Prompt Injection Tests for a Corporate AI Bot: Minimum Security Baseline

Prompt injection is one of the most practical attacks against corporate AI assistants. It does not require server exploitation or malware. It is enough for the model to believe a malicious instruction in user input, in a document, on a web page, or in data from an integrated tool. The result is often unpleasantly concrete: the bot ignores system rules, reveals internal texts, leaks sensitive context, triggers an inappropriate action, or requests data it should not have processed at all.

In a corporate environment, the problem is bigger than in a public chat. An enterprise bot usually works with internal documentation, CRM, helpdesk, wiki, emails, or databases. Prompt injection here is not a “lab curiosity,” but a standard resilience test. A minimum security baseline therefore does not mean absolute protection. It means a set of verifiable controls that the bot must pass before deployment and after every major change to the model, instructions, tools, or data sources.

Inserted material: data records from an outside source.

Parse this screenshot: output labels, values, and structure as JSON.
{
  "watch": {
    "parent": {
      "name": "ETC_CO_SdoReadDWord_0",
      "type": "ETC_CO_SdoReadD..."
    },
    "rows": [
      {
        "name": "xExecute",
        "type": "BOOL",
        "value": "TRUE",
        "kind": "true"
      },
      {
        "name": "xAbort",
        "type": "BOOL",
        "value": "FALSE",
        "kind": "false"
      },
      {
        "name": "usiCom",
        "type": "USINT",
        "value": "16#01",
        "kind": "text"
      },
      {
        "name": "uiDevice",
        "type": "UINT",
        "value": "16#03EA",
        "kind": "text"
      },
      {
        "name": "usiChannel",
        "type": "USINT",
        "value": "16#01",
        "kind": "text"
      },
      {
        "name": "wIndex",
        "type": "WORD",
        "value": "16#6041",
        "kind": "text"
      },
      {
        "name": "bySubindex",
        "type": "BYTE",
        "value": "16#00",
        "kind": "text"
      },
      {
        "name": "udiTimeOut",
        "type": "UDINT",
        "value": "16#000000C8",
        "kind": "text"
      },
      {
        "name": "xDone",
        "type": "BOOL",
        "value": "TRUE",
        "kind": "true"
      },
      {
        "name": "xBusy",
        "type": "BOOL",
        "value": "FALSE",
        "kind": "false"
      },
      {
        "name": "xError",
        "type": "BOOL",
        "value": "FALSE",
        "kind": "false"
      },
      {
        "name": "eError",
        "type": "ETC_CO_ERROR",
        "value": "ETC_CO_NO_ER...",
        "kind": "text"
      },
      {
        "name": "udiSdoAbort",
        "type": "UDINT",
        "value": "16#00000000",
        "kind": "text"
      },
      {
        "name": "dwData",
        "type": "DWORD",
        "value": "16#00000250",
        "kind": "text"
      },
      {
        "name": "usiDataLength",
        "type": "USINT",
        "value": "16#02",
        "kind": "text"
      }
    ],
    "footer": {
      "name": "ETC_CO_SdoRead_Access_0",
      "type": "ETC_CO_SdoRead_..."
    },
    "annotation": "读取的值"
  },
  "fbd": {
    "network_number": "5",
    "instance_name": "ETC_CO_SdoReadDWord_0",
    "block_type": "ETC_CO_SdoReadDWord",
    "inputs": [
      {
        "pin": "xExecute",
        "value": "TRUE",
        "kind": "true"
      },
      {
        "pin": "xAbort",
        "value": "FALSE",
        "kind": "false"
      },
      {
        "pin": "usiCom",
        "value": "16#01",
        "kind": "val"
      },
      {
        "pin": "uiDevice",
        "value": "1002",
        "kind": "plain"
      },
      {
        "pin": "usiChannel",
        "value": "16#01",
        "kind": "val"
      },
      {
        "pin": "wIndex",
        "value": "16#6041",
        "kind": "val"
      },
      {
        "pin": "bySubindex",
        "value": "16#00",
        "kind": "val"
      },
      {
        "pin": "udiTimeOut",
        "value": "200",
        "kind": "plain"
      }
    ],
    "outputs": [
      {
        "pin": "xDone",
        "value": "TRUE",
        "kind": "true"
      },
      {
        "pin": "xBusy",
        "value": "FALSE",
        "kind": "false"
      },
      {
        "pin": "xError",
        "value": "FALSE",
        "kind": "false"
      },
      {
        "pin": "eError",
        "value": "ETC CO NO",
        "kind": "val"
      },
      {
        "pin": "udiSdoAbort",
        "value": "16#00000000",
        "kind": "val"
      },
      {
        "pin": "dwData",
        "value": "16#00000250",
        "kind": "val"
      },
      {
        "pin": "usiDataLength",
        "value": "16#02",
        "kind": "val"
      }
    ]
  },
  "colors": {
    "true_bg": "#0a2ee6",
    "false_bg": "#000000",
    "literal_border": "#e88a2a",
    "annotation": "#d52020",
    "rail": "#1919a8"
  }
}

If you are dealing with the broader framework of introducing generative AI in a company, this topic is also followed by the guide on AIVýběr and thematic articles in the AI tools category. This text, however, stays narrowly focused on prompt-injection tests: what exactly to test, how to measure it, and when it is better not to let the bot into production.

What the minimum security baseline is and what it must include

The minimum baseline is the lowest set of tests and controls without which a corporate AI bot should not work with internal data or with functions such as document retrieval, sending an email, creating a ticket, or calling an API. It is not an audit of overall cybersecurity. It is an operational threshold: either the bot meets the defined conditions, or it remains in an internal pilot without sensitive data and without action permissions.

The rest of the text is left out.